Moreover, think of the level to which fraud has increased with the advent of the internet. Think of the activities of internet fraudsters or ‘yahoo boys’ as they are best known in Nigeria. If the internet which is a product of modernity or technological advancement creates more routes for the perpetration of crime, should we rather pray to live like the primitive man? Should we say technology is an enemy of civilization? Well, I don’t think so. What we need is good morals. It’s quite unfortunate that everyone has got an excuse for every unscrupulous act. For this group of people the excuse, I think, has always been the failed government, failed leadership. Of course, there is no cogent alibi for crime.

One cannot overlook how our laws are becoming lax, losing their grip on the common citizen. Think of how people get away with crime. Think of how laws are being manipulated. The innocent ones are apprehended, while the wrongdoers dance with unbroken steps to the rhythm of impunity. Can we still call our society, which is equipped with all modern artifacts, civilized? The Norwegian sociologist, Nil Christie, would write, ‘The way in which a society delivers pain to its wrongdoers is the measure of civilization.’ Going by the aforesaid, can we still boast of a civilized society?

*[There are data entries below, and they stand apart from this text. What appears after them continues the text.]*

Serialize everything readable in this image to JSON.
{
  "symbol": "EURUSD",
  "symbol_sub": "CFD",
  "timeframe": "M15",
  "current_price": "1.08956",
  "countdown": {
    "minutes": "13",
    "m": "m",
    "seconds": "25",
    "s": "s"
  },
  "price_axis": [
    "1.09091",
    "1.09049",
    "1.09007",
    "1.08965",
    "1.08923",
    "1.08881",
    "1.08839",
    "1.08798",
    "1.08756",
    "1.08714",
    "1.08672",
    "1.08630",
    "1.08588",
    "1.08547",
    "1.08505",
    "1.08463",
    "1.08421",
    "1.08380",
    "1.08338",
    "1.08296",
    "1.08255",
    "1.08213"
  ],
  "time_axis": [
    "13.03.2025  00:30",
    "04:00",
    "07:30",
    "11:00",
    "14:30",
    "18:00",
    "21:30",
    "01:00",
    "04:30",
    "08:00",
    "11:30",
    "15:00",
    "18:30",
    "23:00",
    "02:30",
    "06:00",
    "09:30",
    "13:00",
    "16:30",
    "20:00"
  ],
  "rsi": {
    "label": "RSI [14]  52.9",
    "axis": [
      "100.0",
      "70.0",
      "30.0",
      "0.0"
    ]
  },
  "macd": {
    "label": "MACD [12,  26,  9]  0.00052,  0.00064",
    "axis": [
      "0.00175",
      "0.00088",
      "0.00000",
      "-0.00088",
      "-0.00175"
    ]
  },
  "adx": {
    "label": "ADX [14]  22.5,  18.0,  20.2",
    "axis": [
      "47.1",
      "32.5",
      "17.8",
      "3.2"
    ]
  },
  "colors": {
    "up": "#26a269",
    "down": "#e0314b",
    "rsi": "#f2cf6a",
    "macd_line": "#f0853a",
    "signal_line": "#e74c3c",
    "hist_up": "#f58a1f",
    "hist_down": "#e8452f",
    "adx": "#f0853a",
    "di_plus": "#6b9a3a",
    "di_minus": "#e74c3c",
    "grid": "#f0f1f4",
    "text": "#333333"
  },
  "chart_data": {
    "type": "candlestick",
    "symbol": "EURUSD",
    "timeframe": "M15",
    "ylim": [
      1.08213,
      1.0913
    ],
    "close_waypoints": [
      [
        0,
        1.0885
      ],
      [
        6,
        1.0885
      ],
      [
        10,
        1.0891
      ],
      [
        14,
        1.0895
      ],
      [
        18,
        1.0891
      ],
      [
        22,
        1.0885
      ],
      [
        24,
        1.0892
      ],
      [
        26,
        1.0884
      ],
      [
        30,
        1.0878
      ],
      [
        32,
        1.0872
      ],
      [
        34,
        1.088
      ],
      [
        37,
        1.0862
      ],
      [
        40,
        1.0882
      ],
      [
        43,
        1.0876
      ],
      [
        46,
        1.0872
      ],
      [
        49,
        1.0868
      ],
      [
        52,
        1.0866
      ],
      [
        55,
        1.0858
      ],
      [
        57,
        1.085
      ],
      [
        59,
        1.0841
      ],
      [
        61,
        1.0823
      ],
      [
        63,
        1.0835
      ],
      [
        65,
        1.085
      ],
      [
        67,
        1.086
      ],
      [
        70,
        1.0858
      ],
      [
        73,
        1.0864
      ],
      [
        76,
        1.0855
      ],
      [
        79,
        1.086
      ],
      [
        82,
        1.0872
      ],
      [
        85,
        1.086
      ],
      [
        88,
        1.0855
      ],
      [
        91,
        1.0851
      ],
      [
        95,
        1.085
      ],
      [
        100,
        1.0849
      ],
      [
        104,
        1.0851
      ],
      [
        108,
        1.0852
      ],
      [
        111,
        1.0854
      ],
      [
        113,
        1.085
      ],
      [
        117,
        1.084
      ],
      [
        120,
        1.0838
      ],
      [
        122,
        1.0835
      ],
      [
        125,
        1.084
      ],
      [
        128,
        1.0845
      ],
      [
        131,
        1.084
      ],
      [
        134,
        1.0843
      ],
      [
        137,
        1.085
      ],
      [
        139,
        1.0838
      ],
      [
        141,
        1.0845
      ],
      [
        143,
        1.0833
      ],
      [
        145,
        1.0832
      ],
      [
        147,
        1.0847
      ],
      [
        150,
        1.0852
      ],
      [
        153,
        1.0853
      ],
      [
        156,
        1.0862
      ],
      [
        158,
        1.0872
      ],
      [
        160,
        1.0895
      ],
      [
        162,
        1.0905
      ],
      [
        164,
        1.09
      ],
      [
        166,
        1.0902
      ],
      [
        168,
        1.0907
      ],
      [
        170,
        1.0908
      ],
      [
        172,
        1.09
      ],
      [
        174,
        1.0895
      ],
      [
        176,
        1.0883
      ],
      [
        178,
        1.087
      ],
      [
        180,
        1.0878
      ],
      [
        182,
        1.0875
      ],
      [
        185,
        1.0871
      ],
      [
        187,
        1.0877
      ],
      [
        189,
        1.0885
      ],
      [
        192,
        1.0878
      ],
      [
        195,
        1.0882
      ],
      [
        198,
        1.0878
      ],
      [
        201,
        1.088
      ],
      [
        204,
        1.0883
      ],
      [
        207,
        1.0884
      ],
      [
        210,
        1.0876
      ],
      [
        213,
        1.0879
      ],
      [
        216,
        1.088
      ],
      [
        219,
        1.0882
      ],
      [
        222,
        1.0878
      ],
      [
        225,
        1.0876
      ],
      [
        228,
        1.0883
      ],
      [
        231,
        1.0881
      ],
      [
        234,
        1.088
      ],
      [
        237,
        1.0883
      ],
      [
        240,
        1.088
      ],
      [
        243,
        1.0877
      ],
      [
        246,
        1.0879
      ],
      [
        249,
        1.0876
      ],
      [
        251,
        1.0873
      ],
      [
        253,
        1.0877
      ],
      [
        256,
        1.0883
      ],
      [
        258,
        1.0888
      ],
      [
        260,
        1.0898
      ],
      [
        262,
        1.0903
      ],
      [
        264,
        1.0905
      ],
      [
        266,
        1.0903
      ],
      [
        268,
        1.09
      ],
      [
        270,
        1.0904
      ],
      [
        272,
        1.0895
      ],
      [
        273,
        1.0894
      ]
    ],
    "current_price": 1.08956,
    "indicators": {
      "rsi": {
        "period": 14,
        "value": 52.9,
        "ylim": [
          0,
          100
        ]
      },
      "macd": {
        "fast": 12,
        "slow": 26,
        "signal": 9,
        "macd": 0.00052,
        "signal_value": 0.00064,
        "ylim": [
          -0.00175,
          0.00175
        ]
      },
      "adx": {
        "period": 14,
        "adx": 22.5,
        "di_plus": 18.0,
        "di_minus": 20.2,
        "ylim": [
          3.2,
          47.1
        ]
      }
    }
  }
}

Furthermore, think of the numerous protests we’ve had in our educational system. These protests most times are against fallen standards and failed system. A question then arises, ‘in what way are the said protesters contributing to the said education standards?’ what of those who want to get it by all means, damn the consequence? How well has examination malpractice contributed to the system?

Lastly, consider the nasty acts we portray towards those who share different religious views.

A clear indication of how uncivilized we are! A civilized individual should understand that it is impossible for everyone to reason the same way, hold the same opinion or believe the same thing. A civilized person should be able to interact fairly with those who share opposing religious views, what the American writer and journalist, Janiah Adams would call “seeing the bigger picture.’ It seems impossible, right? I don’t think so!

It’s true that we feel better than our primitive fathers. It’s also true that we feel better than those who dwell in the remote areas, who have never laid their hands on a smart phone, laptop or desktop. Congratulations to us! But can we feel the same way about our morals? To be civilized is to be morally equipped.